Selecting your pigeon based on its bloodline and pedigree will give you an idea where to get your right bird. In my opinion, though, not all pigeons from big lofts or fancier names will give you excellent pigeons. Sometimes, a small loft that does not advertise but has a solid and consistent track of winning races can give you a better pigeon than a big, famous one that breeds for commercial purposes. Don’t get swayed by fancy names or popular names. The key is consistent record and good pedigree.
Local versus Imported
While many fanciers who have the financial capability to import or buy pigeons from abroad (i.e. Belgium and The Netherlands), one advise I can give those who are starting out in this sport or hobby is to source your birds locally. One, local birds are much cheaper compared to imported pigeons. Two, locally bred pigeons have been developed by our Filipino Fanciers to suit the racing conditions in the country. European race and Philippine races differ a lot in terms of rules and duration, climate, length/distance, geographical set-up, among others. A lot of resources and time went into developing well-established long-distance line. Buying from well- established local breeders who have consistently won races is buying a pigeon that is the product of years of breeding and racing. While these champion breeders do not usually sell their champion pigeons, you can purchase a sibling or a descendant which is almost good as having the champion pigeon itself.
If you still do not have any clue which breeders or fanciers to approach, consider buying from consistent top winners of the McArthur National Race. This is the biggest, and considered most prestigious annual race in the country with thousands of birds competing for long-distance race of 700 kilometer or so.
Selection by Hand
Next would be hand selection. This means getting a feel of the pigeon. Usually, knowing good pigeons by hand takes a special kind of skill that a fancier acquires only through years of experience.

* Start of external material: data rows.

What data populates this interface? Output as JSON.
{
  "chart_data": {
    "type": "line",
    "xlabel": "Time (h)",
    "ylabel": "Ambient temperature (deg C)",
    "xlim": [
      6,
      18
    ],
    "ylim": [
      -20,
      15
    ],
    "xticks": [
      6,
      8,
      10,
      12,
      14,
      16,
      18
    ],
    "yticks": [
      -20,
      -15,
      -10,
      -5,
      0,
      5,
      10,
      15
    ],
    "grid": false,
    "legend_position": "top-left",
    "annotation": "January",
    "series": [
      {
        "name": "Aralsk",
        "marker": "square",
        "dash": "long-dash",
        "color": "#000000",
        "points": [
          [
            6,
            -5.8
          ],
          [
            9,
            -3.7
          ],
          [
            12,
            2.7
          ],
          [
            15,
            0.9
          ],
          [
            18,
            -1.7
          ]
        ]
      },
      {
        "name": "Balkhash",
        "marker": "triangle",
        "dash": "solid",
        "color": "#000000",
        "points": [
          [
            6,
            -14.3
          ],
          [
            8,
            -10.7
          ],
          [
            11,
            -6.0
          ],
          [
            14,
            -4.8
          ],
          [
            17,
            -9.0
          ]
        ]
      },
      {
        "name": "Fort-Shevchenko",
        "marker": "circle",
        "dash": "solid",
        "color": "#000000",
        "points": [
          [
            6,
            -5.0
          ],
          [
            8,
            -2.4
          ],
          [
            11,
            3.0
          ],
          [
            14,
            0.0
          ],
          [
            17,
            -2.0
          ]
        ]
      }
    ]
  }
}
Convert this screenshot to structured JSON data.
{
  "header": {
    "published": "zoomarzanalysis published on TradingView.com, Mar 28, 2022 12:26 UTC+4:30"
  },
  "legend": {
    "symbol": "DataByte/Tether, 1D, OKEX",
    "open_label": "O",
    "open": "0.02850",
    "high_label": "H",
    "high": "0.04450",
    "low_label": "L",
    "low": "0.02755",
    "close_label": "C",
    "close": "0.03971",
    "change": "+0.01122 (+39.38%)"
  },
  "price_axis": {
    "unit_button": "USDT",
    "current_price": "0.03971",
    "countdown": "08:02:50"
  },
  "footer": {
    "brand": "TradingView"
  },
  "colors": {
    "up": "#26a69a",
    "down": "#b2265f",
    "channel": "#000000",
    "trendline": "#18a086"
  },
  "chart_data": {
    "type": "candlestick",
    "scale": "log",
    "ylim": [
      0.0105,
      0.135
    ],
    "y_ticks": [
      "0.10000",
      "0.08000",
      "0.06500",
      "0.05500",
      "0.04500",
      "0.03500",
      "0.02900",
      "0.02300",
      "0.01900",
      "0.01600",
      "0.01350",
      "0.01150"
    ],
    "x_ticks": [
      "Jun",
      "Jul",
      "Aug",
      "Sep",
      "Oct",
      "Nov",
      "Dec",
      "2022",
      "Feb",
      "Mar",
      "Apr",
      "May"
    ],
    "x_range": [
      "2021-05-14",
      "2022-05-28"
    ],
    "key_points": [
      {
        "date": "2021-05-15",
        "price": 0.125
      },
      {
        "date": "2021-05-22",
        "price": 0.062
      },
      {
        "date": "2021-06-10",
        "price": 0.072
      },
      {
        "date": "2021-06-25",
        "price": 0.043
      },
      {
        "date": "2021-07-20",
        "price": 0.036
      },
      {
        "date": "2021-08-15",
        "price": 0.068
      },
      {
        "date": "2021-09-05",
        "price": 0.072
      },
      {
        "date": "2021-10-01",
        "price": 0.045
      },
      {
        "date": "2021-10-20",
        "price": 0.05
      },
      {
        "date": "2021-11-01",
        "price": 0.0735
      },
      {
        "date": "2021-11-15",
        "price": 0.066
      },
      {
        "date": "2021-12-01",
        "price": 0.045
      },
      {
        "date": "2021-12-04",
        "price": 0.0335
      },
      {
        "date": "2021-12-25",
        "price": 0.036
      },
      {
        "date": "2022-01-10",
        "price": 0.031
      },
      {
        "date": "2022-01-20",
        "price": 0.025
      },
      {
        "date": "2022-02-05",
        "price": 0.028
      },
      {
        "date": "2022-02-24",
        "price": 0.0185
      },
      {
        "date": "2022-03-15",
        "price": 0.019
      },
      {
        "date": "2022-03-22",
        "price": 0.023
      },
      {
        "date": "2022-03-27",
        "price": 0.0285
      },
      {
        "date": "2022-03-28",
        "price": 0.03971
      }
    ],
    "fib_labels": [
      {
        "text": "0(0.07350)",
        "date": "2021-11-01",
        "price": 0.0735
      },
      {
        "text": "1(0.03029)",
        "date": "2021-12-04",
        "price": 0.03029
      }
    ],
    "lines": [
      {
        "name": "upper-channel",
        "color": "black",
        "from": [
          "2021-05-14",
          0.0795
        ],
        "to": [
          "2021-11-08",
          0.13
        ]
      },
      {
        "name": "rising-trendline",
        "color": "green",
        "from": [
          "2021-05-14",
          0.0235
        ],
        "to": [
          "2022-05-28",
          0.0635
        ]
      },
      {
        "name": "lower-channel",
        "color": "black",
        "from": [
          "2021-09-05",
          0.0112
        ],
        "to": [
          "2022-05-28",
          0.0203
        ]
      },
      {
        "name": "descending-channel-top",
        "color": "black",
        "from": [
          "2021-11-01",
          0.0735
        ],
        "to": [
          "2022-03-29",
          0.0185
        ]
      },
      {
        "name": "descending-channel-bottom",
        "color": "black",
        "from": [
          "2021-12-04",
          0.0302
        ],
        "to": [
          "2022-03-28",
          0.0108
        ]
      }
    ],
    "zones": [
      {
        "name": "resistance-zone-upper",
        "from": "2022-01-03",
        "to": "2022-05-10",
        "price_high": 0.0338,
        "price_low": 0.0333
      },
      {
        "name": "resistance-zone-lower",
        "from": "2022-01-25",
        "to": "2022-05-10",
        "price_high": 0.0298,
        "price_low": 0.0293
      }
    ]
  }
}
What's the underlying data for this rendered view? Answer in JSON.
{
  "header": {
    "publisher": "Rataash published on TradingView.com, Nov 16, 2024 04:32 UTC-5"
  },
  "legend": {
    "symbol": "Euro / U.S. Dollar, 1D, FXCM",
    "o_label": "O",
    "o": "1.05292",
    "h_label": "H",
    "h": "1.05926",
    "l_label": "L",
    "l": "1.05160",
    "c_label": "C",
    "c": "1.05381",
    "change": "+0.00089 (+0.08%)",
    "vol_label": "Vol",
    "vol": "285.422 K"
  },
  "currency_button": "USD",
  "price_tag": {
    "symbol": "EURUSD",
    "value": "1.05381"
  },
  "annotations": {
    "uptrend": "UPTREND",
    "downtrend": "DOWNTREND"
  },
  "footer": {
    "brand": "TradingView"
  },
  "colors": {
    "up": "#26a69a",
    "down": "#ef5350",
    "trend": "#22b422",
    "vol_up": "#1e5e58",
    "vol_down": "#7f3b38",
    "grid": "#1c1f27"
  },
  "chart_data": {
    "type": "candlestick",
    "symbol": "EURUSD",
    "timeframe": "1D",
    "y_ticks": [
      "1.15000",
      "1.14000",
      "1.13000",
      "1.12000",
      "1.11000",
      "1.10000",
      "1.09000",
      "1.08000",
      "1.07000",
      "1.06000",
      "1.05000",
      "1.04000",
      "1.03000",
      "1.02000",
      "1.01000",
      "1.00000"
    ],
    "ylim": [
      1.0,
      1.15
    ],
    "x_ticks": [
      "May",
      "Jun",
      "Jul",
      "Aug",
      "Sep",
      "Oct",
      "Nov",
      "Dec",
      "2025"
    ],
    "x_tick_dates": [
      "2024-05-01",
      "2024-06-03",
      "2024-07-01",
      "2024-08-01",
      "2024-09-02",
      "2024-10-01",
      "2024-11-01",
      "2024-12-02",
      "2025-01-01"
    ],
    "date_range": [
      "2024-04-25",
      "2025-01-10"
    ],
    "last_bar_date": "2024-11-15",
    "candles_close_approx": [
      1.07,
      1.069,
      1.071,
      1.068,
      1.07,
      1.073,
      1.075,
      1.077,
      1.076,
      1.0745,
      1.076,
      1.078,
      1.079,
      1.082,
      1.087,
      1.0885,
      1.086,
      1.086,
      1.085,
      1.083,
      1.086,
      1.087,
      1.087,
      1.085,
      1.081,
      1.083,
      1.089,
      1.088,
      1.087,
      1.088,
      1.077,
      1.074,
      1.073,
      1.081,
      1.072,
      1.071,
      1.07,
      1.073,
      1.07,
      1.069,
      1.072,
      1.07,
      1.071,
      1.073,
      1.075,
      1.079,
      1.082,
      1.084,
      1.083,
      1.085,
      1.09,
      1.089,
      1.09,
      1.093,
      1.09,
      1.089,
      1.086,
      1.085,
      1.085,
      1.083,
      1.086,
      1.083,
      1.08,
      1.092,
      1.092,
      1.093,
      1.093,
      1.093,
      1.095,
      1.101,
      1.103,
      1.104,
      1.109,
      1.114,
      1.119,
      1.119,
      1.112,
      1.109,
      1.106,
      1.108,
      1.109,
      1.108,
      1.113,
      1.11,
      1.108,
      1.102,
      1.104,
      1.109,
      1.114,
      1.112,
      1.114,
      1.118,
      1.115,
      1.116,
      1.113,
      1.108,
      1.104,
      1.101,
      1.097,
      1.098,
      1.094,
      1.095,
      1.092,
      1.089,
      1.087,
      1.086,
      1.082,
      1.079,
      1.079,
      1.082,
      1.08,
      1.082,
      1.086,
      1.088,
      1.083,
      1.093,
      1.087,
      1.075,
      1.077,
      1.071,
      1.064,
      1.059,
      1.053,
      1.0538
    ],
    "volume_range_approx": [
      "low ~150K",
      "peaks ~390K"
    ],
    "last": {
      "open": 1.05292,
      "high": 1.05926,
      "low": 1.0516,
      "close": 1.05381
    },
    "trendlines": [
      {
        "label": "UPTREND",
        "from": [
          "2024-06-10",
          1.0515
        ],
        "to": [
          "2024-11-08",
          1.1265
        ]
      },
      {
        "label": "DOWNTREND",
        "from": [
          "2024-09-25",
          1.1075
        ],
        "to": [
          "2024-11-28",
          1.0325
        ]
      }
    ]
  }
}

Choose healthy ones, not those who have just recovered from sickness, as they may still carry disease. Healthy pigeons have shiny, soft feathers and bright eyes, and they look alert.
Nervous birds tend to get stressed easily. The only good eyes for me are those that are alert, glossy, bright, and clear, pointing to good health and, at a certain level, intelligence.
Soft feathers are another good indicator. Hard feathers will make the bird exert more effort to fly, and it won’t last a long flight. Soft ones indicate flexibility, an important feature of any good long-distance bird.
In my decades-long experience of handling and racing pigeons, I can say that good long-distance pigeons usually have a small to medium built, a flexible body, long wings, and excellent balance.
Pigeons are only as good as their health. Make sure that the pigeon is in top shape and has never been sick, and make sure that a dam or sire are healthy at the time of breeding.
Of course, knowing all this does not make one an instant expert. One advice I can give any new fancier starting out in the sport is do your research, join a reputable club, and make friends. Visit various good lofts and check their pigeons. Use the power of observation to compare pigeons you see. Do not be shy to ask questions but be mindful and be respectful. Pigeon racing is a gentleman’s sport. Fanciers treat each other as brothers in what we call a kalapatiran — a brotherhood founded on mutual respect and integrity, one that is willing to share with you tips and knowledge on how to succeed in the sport.
This appeared in Animal Scene magazine’s January 2019 issue.